Gold Skyrockets Like It's 2011: Are We There Yet?

108
Gold has been on a powerful run since breaking above the 2100 resistance level in March 2024. After just one year of relentless gains and a return of over 60%, it has become one of the top-performing assets. But the big question now is: how far can this rally go? To the moon?

It's difficult to predict how far prices can climb during these kinds of parabolic moves. In 2011, the final green monthly bar alone rose 17% from open to high. These FOMO-fueled surges often lead to euphoric tops followed by painful bear markets. So, are we there yet?

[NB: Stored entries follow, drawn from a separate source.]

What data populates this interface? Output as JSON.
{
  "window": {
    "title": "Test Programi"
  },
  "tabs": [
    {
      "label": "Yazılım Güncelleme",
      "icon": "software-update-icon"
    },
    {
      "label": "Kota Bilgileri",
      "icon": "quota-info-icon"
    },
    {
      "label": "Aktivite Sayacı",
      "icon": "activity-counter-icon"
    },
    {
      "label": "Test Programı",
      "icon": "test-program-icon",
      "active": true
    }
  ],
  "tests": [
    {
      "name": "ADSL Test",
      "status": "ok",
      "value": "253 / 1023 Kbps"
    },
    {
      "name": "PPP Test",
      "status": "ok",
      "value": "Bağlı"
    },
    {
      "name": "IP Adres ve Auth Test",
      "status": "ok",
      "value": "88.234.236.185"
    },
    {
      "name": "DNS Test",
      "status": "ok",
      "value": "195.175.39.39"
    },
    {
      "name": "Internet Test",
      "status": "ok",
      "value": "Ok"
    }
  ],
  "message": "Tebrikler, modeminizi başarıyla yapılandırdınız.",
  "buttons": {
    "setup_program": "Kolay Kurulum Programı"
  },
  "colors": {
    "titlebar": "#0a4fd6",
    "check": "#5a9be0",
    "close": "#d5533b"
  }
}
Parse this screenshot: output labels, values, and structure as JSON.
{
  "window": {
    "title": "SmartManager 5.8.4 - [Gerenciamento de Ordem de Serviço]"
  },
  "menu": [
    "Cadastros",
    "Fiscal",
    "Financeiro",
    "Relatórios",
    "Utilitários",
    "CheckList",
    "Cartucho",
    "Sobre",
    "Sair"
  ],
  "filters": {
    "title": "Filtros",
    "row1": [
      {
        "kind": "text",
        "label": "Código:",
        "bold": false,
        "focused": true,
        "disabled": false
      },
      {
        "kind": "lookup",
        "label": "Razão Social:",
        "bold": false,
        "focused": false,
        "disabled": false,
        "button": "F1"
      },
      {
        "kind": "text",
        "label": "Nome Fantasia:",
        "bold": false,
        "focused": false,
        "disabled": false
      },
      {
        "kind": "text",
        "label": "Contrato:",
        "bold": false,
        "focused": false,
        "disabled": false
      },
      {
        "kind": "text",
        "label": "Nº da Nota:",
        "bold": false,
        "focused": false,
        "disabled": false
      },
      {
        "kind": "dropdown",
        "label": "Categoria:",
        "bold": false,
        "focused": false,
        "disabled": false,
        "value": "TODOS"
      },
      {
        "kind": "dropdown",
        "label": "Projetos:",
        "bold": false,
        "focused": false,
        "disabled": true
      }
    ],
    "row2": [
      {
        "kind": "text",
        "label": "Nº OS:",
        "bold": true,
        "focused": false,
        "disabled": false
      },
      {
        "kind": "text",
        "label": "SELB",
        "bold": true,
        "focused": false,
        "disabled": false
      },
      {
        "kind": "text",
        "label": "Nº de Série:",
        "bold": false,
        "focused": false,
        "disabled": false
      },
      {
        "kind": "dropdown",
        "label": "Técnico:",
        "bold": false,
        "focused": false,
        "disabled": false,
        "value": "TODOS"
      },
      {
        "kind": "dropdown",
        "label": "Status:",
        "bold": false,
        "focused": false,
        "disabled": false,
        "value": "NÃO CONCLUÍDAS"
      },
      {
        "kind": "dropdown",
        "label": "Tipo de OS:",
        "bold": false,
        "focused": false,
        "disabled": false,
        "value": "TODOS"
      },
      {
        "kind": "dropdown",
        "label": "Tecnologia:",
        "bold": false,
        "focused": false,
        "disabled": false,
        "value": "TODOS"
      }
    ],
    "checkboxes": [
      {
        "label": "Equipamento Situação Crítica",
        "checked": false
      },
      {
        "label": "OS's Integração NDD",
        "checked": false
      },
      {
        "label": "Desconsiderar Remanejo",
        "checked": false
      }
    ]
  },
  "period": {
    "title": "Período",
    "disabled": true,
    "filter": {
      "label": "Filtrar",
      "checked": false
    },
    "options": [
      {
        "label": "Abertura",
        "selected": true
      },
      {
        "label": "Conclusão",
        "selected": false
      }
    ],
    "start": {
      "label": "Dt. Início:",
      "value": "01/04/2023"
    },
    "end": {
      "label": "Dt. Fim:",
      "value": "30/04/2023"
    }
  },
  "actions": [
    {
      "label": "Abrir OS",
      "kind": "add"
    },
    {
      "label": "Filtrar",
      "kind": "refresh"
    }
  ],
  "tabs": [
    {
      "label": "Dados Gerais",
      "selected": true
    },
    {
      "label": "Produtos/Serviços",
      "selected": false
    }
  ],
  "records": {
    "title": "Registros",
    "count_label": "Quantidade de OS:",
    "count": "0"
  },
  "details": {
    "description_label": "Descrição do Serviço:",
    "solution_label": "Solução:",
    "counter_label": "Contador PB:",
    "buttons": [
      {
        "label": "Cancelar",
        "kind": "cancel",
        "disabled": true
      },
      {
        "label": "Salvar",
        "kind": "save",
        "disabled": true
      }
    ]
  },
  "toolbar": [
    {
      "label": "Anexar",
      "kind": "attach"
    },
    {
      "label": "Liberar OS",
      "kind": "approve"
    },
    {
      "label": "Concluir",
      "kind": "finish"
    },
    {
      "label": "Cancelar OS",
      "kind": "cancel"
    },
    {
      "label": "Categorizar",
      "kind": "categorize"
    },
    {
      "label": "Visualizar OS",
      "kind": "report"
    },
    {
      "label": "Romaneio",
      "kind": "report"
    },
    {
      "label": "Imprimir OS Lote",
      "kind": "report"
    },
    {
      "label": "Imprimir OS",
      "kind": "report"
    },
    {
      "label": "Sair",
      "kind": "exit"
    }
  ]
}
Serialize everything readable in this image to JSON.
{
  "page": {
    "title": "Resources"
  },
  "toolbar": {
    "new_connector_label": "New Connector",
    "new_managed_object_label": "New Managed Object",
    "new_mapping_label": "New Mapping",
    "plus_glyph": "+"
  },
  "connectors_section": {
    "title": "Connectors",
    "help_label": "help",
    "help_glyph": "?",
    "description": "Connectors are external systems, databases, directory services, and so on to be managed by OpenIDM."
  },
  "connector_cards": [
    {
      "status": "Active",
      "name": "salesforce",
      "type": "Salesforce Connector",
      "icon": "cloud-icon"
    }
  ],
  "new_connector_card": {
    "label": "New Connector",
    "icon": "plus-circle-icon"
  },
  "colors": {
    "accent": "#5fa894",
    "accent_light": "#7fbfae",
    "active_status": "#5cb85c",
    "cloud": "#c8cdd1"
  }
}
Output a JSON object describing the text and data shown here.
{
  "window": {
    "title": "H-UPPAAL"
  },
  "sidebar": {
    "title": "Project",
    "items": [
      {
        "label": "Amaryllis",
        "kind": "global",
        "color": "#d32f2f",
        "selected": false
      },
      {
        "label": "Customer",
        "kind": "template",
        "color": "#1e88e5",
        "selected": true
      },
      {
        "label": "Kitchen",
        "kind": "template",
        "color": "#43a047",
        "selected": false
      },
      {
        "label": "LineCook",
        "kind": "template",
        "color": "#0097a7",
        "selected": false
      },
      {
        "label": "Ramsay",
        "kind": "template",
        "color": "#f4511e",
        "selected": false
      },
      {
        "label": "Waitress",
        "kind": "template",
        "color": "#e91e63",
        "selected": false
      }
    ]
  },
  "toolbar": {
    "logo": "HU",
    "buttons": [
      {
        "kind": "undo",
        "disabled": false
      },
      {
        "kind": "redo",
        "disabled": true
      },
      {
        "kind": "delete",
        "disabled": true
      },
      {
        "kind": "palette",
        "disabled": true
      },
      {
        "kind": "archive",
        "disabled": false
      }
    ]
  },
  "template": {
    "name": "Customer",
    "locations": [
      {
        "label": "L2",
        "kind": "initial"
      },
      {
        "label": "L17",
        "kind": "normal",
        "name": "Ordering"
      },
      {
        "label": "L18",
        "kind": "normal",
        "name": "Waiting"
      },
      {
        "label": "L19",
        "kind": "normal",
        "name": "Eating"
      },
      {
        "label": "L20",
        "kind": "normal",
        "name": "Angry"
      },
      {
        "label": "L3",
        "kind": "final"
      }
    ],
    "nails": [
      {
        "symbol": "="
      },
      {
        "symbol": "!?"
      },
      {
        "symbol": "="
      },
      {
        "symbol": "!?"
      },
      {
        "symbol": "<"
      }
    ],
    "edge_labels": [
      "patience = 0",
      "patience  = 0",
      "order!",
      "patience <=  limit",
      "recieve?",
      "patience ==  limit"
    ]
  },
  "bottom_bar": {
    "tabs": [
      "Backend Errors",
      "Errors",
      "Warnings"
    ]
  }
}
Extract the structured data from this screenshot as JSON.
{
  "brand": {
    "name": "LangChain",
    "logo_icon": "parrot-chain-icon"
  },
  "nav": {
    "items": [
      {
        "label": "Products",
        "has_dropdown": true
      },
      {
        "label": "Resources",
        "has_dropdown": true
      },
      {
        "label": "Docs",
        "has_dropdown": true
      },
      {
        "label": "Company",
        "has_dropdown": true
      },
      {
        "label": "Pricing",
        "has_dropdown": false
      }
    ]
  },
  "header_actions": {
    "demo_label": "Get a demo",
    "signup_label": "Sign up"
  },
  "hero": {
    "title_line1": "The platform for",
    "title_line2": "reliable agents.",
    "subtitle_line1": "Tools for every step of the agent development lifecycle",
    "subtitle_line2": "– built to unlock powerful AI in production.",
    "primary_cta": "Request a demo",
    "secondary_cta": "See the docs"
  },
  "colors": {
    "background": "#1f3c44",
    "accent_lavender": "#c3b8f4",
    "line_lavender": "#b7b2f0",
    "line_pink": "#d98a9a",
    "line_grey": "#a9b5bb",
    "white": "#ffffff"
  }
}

Since Richard Nixon ended the dollar's gold backing and introduced the modern fiat system, gold's status as a safe haven has become even more prominent. Whenever there are heightened risks, whether geopolitical, fiscal, or related to the fiat money system, investors tend to flock to gold. The 2011 rally was a clear example of this. After the 2008 financial crisis and the quantitative easing that followed, gold became the go-to asset for both preserving value and speculative opportunity.

A similar pattern has unfolded following the COVID-19 shock. The Federal Reserve returned to aggressive quantitative easing, while both the Trump and Biden administrations increased fiscal spending, including direct payments to households. This surge in money supply and concerns about fiat stability, along with rising government debt, helped trigger another major gold rally. With the added risk of a trade war, the rally has accelerated further, pushing gold beyond 3300 and creating a situation that closely mirrors 2011.

Looking at the money supply-to-gold ratio and the US federal debt-to-gold ratio, gold now appears to be testing trendline levels. Its recent surge has made metrics like M2 and federal debt seem relatively smaller, which may be a sign that the rally is approaching exhaustion.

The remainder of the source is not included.